Keeping it close to home (or in my case, my second home in Middelburg) I asked Esther from Het Koffiepand whether she would be interested in combining forces. I would keep on drinking coffee in her bar and I would collect some of her waste to make and experiment with. Right from the very start Esther was hooked on the idea as she runs her bar from a local and an as little waste as possible perspective, recycling her coffee waste is a good thing. (Oh and for the future: she also has lots of avocado peels and pits. I know what to ask next ;-))

If she would’ve said no, Mysa would’ve most definitely won her over with her saddest puppy eyes. How could’ve she said no to these!?

Where it all started: used ground coffee

“I like coffee exceedingly...” ― H.P. Lovecraft

Me too. And my coffee bars too. They know me, I know them. We talk. So gathering coffee waste was the easy part.
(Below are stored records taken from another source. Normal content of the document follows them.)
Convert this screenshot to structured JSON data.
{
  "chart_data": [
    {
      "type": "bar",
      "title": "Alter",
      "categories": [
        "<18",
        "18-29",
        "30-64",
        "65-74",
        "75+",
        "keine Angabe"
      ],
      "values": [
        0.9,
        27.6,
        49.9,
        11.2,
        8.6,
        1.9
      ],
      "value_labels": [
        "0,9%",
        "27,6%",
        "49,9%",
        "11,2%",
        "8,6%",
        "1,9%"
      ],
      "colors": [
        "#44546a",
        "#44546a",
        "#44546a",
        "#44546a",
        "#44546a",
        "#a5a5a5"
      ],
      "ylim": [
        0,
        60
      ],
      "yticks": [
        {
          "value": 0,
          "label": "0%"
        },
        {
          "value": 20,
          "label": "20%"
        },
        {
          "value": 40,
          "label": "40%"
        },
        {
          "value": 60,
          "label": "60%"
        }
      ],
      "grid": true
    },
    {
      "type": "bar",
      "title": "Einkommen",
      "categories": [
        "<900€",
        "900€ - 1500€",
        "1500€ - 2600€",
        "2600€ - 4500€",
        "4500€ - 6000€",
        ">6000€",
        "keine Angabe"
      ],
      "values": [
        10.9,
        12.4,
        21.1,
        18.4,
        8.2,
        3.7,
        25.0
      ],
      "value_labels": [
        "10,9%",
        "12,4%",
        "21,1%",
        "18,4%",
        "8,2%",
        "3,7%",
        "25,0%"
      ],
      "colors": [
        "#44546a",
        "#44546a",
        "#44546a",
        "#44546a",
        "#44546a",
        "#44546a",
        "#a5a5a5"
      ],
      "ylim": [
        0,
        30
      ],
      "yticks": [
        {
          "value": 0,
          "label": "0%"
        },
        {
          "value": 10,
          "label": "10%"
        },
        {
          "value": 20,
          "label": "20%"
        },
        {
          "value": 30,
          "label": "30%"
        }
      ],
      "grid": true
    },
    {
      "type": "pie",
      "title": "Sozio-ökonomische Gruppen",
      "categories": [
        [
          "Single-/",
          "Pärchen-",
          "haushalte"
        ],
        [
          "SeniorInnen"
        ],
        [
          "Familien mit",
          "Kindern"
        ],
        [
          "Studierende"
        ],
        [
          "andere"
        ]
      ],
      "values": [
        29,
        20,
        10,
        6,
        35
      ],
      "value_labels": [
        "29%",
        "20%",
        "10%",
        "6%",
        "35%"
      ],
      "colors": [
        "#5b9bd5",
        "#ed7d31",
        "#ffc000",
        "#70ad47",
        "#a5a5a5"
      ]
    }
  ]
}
Coffee as a resource is a fairly easy thing to come by. If you make coffee at home, you probably already have enough to get started in a day or two. When you thing about coffee shops, restaurants and pubs nearby: they always have plenty of waste.

The leftover cookies that form in the passa portafilter after making an espresso have the perfect grind for all the coffeexploration needed to be done for Grinded Crafts. Let’s craft away!

Who, what, where, why and when it all started with coffee (and sort of ends and re-starts too)

Grinded crafts is a story of people working together. People doing their own thing and by doing so helping others to do the same. In return they offer something back. It’s called a circular economy and I believe it’s the way to go. Nothing comes for free and everything we waste, is gone for good. We cannot build an earth 2.0 and a lot of people don’t seem to be fully aware we are using more of our natural resources than we can ever return. Working locally, circular and with zero waste therefor is the only way to go.

So as a thank you stamps and kombucha were made for Esther and Het Koffiepand. She’s using them to stamp all of her take-away boxes. Pretty cool, no?